Andre, you wrote, "Instead of pursuing success in self reliance, he encourages us to seek God for success in our endeavors. Yet, he reminds us that external success isn't always God's will."

Good stuff. I blame Emerson for our American fixation on self-reliance. And I guess I should blame Benjamin Franklin too for Poor Richard's saying, "God helps those who help themselves."

I like what you say about external success. In bible class yesterday, the teacher said God's will is more about the identity he wants for us. So success then becomes a matter of our outward actions matching our true identity--which is Christ.

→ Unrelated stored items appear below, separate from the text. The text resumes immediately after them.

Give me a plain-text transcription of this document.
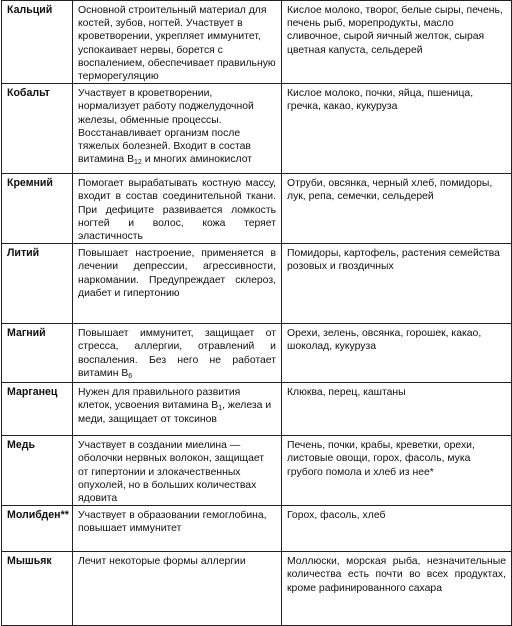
Кальций	Основной строительный материал для костей, зубов, ногтей. Участвует в кроветворении, укрепляет иммунитет, успокаивает нервы, борется с воспалением, обеспечивает правильную терморегуляцию	Кислое молоко, творог, белые сыры, печень, печень рыб, морепродукты, масло сливочное, сырой яичный желток, сырая цветная капуста, сельдерей
Кобальт	Участвует в кроветворении, нормализует работу поджелудочной железы, обменные процессы. Восстанавливает организм после тяжелых болезней. Входит в состав витамина $В_{12}$ и многих аминокислот	Кислое молоко, почки, яйца, пшеница, гречка, какао, кукуруза
Кремний	Помогает вырабатывать костную массу, входит в состав соединительной ткани. При дефиците развивается ломкость ногтей и волос, кожа теряет эластичность	Отруби, овсянка, черный хлеб, помидоры, лук, репа, семечки, сельдерей
Литий	Повышает настроение, применяется в лечении депрессии, агрессивности, наркомании. Предупреждает склероз, диабет и гипертонию	Помидоры, картофель, растения семейства розовых и гвоздичных
Магний	Повышает иммунитет, защищает от стресса, аллергии, отравлений и воспаления. Без него не работает витамин $В_6$	Орехи, зелень, овсянка, горошек, какао, шоколад, кукуруза
Марганец	Нужен для правильного развития клеток, усвоения витамина $В_1$, железа и меди, защищает от токсинов	Клюква, перец, каштаны
Медь	Участвует в создании миелина — оболочки нервных волокон, защищает от гипертонии и злокачественных опухолей, но в больших количествах ядовита	Печень, почки, крабы, креветки, орехи, листовые овощи, горох, фасоль, мука грубого помола и хлеб из нее*
Молибден**	Участвует в образовании гемоглобина, повышает иммунитет	Горох, фасоль, хлеб
Мышьяк	Лечит некоторые формы аллергии	Моллюски, морская рыба, незначительные количества есть почти во всех продуктах, кроме рафинированного сахара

I have a similar response to Spurgeon when he says, "God will order all your way, so that your daily calling shall not hinder your heavenly calling"

For me success is when my daily calling and my heavenly calling are the same thing.

What do you think?

Anonymous said...

And I should have said this too. Great post, Andre. Anytime something provokes me to think, it means I like it a lot.

Every Square Inch said...

Mark

I think your comment about aligning heavenly calling and daily calling is right on! Whenever those are not essentially the same thing, there is a tension of priority and desire that can lead to an unhealthy delineation of work and spiritual life. It can take two forms -

Marginalizing daily work as unspiritual and of no lasting value.

or

Keeping the form of spirituality for "church life" but not for the "real world".

Neither are appealing options

L.L. Barkat said...

I often try to remember the verse, "in all your ways acknowledge God, and lean not on your own understanding." When I actually remember it, this is good. Very good.